By Joel Hall
About 40 Clayton residents, and a handful of elected officials, gathered in the chapel of Riverdale First United Methodist Church to express their growing frustration with the county's proposed 2008 Special Local Option Sales Tax (SPLOST) and school system accreditation issues.
The Clayton County Branch of the NAACP led a Town Hall meeting at the church on Friday night. The chapel, normally a place to pray, became a place to vent.
"We gave them $240 million and they have not spent it wisely," said Clayton County NAACP President Dexter Matthews, expressing frustration over the 2003 SPLOST. The local NAACP has openly opposed the proposed 2008 SPLOST, citing the county's sluggish pace in delivering all of the six recreation centers it promised during the campaign for the 2003 SPLOST.
To illustrate their point, the NAACP passed out materials from the 2003 SPLOST campaign, noting which promises were unfulfilled.
The NAACP also distributed copies of a Wachovia bank statement, which showed that as of Dec. 31, 2007 -- four years after the county began collecting SPLOST funds -- nearly $118 million of that money was still sitting in the bank.
"[The Board of Commissioners] have only spent $80 million in four years," said Matthews. "Right now, they have not given us anything ... they just want us to trust them."
The county will hold a referendum for a new, six-year, $305 million SPLOST on Feb. 5. The BOC hopes to use the money collected to build a new Juvenile Justice Center, three additional police precincts, two additional libraries, a multi-purpose training center for the Clayton County Fire Department, and other public safety improvements.
NAACP officials said the improvements the county is seeking can be paid for through the normal budgeting process, and that not supporting a 2008 SPLOST would be a wake-up call to the BOC.
Several elected officials, however, said the new SPLOST is vitally necessary.
"There are roads and bridges that need to be fixed," said Lake City Mayor Willie Oswalt. "There are a lot more things that need to be done [other] than building the recreation centers."
Oswalt added that SPLOST funds would be needed to help pay for $28 million worth of infrastructure improvements, which the Department of Homeland Security has demanded of the county.
Tax Commissioner Terry Baskin shared a story of a recently arrested 10 -year-old, who was dragged past his office in handcuffs while being processed. He said a Juvenile Justice Center was needed to ensure the confidentiality of minors entangled in the justice system.
"I weigh the odds on both sides," however, "voting against the SPLOST is voting against the Juvenile Justice Center," said Baskin.
"This is important," said John Johnson, director of Clayton County Juvenile Court. "The deadline [for the 2003 SPLOST] has not passed, yet, and they should give [the BOC] a chance to do what they said they are going to do."
One resident questioned whether there has been a lack of communication between the NAACP and the BOC, but one NAACP official said "we have been trying to meet with the commissioners for years."

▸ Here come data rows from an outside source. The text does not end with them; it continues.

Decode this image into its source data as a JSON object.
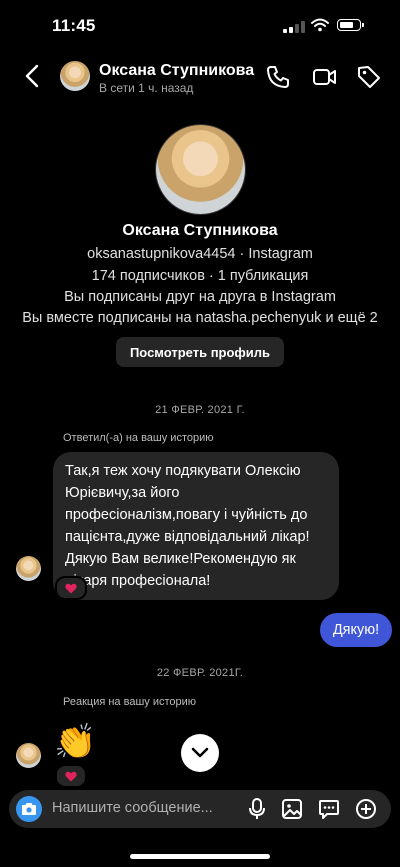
{
  "status_bar": {
    "time": "11:45"
  },
  "header": {
    "name": "Оксана Ступникова",
    "status": "В сети 1 ч. назад"
  },
  "profile": {
    "name": "Оксана Ступникова",
    "handle_line": "oksanastupnikova4454 · Instagram",
    "stats_line": "174 подписчиков · 1 публикация",
    "mutual_line": "Вы подписаны друг на друга в Instagram",
    "common_line": "Вы вместе подписаны на natasha.pechenyuk и ещё 2",
    "button": "Посмотреть профиль"
  },
  "messages": {
    "date1": "21 ФЕВР. 2021 Г.",
    "reply_label": "Ответил(-а) на вашу историю",
    "incoming_text": "Так,я теж хочу подякувати Олексію Юрієвичу,за його професіоналізм,повагу  і чуйність до пацієнта,дуже відповідальний лікар! Дякую Вам велике!Рекомендую як лікаря професіонала!",
    "outgoing_text": "Дякую!",
    "date2": "22 ФЕВР. 2021Г.",
    "reaction_label": "Реакция на вашу историю",
    "reaction_emoji": "👏"
  },
  "composer": {
    "placeholder": "Напишите сообщение..."
  },
  "colors": {
    "accent_outgoing": "#3f56d9",
    "camera": "#3797f0",
    "heart": "#e0245e",
    "bubble": "#262626"
  }
}
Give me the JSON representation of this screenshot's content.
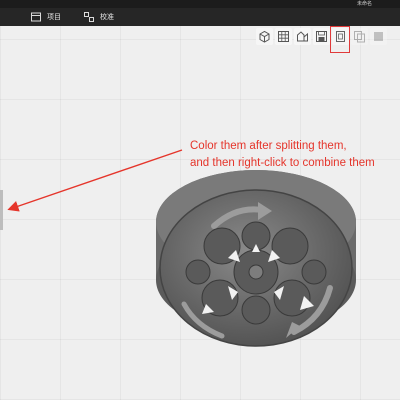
{
  "window": {
    "account_label": "未命名"
  },
  "menubar": {
    "items": [
      {
        "label": "项目",
        "icon": "project-icon"
      },
      {
        "label": "校准",
        "icon": "calibrate-icon"
      }
    ]
  },
  "toolbar": {
    "buttons": [
      {
        "icon": "cube-view-icon"
      },
      {
        "icon": "grid-layout-icon"
      },
      {
        "icon": "split-objects-icon"
      },
      {
        "icon": "save-layout-icon"
      },
      {
        "icon": "split-parts-icon",
        "highlighted": true
      },
      {
        "icon": "combine-icon",
        "disabled": true
      },
      {
        "icon": "model-box-icon",
        "disabled": true
      }
    ]
  },
  "annotation": {
    "line1": "Color them after splitting them,",
    "line2": "and then right-click to combine them",
    "color": "#e5352b"
  },
  "model": {
    "name": "gear-model",
    "color": "#5f5f5f"
  }
}
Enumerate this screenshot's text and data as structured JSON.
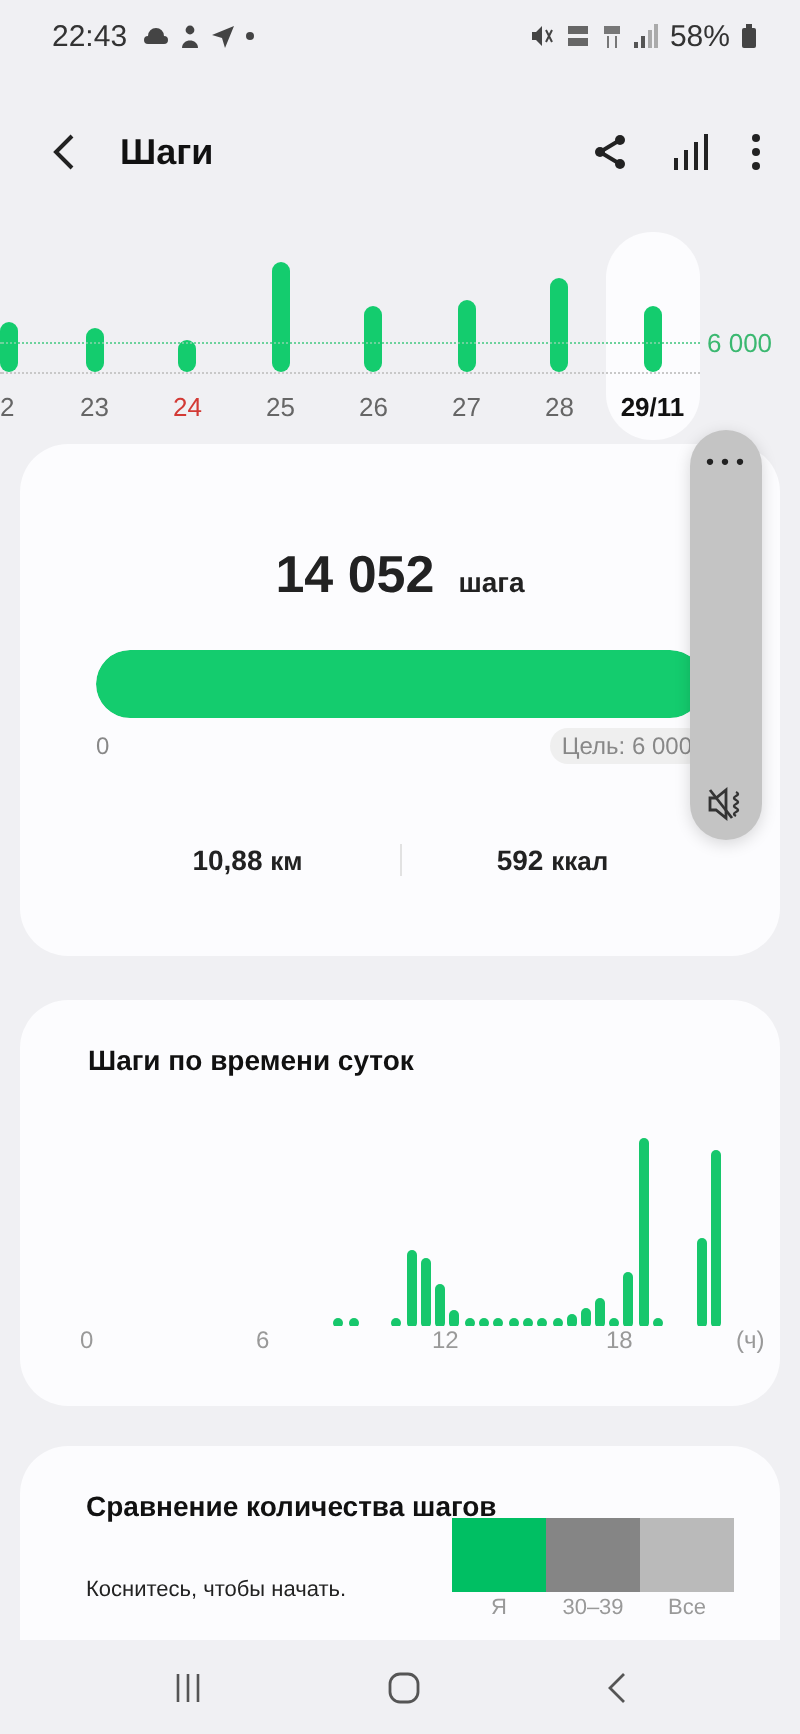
{
  "status_bar": {
    "time": "22:43",
    "battery": "58%"
  },
  "header": {
    "title": "Шаги"
  },
  "week": {
    "goal_label": "6 000",
    "days": [
      {
        "label": "2",
        "selected": false,
        "weekend": false
      },
      {
        "label": "23",
        "selected": false,
        "weekend": false
      },
      {
        "label": "24",
        "selected": false,
        "weekend": true
      },
      {
        "label": "25",
        "selected": false,
        "weekend": false
      },
      {
        "label": "26",
        "selected": false,
        "weekend": false
      },
      {
        "label": "27",
        "selected": false,
        "weekend": false
      },
      {
        "label": "28",
        "selected": false,
        "weekend": false
      },
      {
        "label": "29/11",
        "selected": true,
        "weekend": false
      }
    ]
  },
  "summary": {
    "steps": "14 052",
    "unit": "шага",
    "level": 1.0,
    "min_label": "0",
    "goal": "Цель: 6 000",
    "stats": [
      {
        "value": "10,88",
        "unit": "км"
      },
      {
        "value": "592",
        "unit": "ккал"
      }
    ]
  },
  "volume_panel": {
    "more": "•••"
  },
  "hourly": {
    "title": "Шаги по времени суток",
    "ticks": [
      "0",
      "6",
      "12",
      "18"
    ],
    "unit": "(ч)"
  },
  "comparison": {
    "title": "Сравнение количества шагов",
    "hint": "Коснитесь, чтобы начать.",
    "groups": [
      {
        "label": "Я",
        "color": "#00bf63"
      },
      {
        "label": "30–39",
        "color": "#858585"
      },
      {
        "label": "Все",
        "color": "#bababa"
      }
    ]
  }
}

Citizens also expressed particular outrage with the problems facing the school system. Those who spoke said egos and personal agendas of certain school board members are putting the county's children at risk of not being able to attend college or qualify for HOPE scholarships.
"We're making a history of incompetence," said Roc Frasier, outreach minister of Second Baptist Church in Forest Park. "If you are on the school board, my child should be at the paramount of your concern. I am sick and tired of what is going on."
"I'm paying all this money to the school system, and I'm not happy with my investment," said Bob Hartley, president of Concerned Citizens of District 9, a group which has sought to remove District 9 board member Sandra Scott through a recall. "This is the business of our children ... we can no longer afford to be passive."
Recently, a group of 25 citizens and members of the school board approached the Clayton County legislative delegation, asking its members to pass legislation to create an ethics commission in hopes of deterring future investigations by the Southern Association of Colleges and Schools, which is currently looking into accusations of micromanagement, misuse of funds and other potential violations of standards by Clayton's school board and school system. The investigation is the second in five years by SACS.
Mark Elgart, president of SACS' Council on Accreditation and School Improvement, told the Clayton News-Daily on Jan. 18 that an ethics commission would help by providing "a vehicle,[so that] if that ethics violation occurred, there would be a way to deal with it," but would not necessarily prevent SACS from taking away the county's accreditation.
State Rep. Roberta Abdul-Salaam (D-Riverdale) said an ethics commission would not solve the school board's current situation, and urged more communication from the school board.
"I have a problem passing legislation when the school system won't talk to us," said Abdul-Salaam. "For us to pass legislation, we need to know the facts. Until I get the facts ... I won't be passing any legislation."
No members of the BOC or the school board spoke during the meeting.